In July, the opposition at Pollensa town hall was outraged at the exclusion of six properties in Puerto Pollensa from the town hall’s catalogue for protection of “buildings with historical, artistic, architectural and scenic interest”. A long-running row, this related to old houses on the paseos Voramar and Colom, which more or less conform to what is commonly referred to as the pinewalk. All from the early part of the last century, they were Ca l’Adroguer, Can Franc, Can Mena, Can Morató, Can Ques and Can Tugores.
Former mayor, Miquel Àngel March of Junts Avançam, said that the Council of Mallorca had on two occasions demanded that these buildings be included in the catalogue, which acts as giving them listed status. The Council is the ultimate arbiter of what constitutes a heritage asset, but it doesn’t have the power to enforce protection unless it has direct responsibility for this protection. The decision therefore lay with the town hall, and decisions to give protection (or not) - as March pointed out - are influenced by the issue of potential compensation. This refers to compensation to owners who are prevented from redeveloping the properties because of listed status.

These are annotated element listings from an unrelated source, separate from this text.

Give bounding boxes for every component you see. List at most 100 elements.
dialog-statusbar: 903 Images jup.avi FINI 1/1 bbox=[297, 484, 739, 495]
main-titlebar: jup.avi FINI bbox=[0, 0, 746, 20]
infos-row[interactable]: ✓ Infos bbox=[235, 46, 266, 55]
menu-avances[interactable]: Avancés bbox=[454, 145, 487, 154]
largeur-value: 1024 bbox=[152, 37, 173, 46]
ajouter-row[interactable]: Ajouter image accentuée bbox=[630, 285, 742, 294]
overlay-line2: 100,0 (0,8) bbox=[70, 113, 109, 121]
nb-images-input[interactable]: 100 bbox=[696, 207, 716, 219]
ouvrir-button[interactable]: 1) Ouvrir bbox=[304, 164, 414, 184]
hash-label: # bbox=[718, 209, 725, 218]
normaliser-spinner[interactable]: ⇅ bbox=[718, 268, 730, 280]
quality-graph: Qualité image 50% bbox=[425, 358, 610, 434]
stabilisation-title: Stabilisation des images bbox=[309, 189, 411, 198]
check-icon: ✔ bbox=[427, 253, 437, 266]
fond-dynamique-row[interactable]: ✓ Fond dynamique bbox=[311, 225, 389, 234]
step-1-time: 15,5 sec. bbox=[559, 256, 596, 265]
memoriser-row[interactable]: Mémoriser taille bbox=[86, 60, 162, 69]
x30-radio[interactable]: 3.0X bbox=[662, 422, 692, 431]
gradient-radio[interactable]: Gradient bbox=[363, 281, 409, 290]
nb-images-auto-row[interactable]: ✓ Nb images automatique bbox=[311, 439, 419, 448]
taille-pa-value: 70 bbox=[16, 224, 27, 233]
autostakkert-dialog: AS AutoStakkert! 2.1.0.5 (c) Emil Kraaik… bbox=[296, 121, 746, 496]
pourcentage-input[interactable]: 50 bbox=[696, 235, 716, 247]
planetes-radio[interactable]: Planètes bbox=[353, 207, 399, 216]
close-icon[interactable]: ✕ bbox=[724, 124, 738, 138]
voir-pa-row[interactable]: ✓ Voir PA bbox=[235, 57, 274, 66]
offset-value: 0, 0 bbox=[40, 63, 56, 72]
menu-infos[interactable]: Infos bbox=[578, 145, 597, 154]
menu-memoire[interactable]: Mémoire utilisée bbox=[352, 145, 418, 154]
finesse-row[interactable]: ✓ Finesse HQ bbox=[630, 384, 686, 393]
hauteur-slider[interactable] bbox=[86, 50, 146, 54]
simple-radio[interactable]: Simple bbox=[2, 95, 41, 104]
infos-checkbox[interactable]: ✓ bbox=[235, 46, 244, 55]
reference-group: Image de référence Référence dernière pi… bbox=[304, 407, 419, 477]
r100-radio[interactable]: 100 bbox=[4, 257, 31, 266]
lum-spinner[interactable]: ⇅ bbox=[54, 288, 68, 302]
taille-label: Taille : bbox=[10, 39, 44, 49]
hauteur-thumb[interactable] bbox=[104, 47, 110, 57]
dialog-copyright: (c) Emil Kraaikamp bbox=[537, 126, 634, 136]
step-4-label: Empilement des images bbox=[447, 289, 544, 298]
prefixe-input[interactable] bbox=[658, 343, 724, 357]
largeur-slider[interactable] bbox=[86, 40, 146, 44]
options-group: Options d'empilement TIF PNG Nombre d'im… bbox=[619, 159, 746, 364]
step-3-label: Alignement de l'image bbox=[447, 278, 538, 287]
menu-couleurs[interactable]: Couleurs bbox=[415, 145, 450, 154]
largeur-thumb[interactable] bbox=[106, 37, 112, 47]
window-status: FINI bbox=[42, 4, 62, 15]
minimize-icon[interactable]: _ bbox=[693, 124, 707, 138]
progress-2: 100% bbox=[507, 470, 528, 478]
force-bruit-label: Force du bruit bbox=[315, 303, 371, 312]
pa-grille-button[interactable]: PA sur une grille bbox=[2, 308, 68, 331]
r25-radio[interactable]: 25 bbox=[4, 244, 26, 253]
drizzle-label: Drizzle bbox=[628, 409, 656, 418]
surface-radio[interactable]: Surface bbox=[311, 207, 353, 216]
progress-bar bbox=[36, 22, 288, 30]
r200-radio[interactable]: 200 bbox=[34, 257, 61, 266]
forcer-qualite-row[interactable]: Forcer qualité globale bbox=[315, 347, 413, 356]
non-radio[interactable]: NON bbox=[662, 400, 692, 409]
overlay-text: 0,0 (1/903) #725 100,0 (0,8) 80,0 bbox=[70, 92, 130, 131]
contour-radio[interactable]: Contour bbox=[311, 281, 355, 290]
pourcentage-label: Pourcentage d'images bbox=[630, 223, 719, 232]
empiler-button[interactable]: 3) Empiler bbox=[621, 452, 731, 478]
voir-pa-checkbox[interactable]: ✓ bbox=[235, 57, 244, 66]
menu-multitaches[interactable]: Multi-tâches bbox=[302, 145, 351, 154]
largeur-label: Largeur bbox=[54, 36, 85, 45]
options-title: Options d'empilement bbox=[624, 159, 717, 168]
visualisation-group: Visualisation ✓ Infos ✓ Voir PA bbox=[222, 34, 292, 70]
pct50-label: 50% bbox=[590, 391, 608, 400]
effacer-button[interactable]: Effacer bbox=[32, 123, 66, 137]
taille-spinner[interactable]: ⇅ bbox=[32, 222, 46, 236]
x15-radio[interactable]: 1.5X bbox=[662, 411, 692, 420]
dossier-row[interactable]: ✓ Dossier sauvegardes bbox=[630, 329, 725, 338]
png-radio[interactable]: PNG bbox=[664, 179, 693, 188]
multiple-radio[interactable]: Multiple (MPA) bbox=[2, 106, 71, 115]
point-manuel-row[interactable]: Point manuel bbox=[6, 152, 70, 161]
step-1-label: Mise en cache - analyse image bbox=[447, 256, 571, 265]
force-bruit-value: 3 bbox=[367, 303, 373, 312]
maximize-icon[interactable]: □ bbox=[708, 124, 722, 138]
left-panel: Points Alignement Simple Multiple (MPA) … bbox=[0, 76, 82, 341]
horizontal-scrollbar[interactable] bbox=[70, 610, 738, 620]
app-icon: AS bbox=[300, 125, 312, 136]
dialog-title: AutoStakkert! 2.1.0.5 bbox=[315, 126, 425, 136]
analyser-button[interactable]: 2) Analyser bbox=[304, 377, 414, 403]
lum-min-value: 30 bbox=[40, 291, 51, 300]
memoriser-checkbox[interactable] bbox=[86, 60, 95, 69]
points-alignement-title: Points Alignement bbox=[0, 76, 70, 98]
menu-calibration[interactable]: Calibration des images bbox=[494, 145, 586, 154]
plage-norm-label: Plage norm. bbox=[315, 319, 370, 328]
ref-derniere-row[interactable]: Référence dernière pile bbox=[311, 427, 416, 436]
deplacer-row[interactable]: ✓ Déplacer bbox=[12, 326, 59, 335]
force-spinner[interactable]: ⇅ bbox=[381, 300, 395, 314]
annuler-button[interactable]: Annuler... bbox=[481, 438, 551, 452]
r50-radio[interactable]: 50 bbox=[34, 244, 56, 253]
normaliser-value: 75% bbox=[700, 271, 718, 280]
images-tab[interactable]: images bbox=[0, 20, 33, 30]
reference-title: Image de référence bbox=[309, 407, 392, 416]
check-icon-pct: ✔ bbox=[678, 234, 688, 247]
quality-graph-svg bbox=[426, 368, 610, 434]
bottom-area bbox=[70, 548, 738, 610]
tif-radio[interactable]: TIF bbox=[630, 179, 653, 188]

The opposition is now even more infuriated by the fact that the approval for this exclusion was passed as a matter of urgency at the council meeting on July 24. Five months on and the documentation hasn’t been sent to the Council of Mallorca who, via its urban planning and heritage departments, is the body which is responsible for definitively approving the catalogue. Junts Avançam say: “The action of the government team is doubly irresponsible. Firstly, it reduced the proposed catalogue and it has now delayed the submission to the Council.”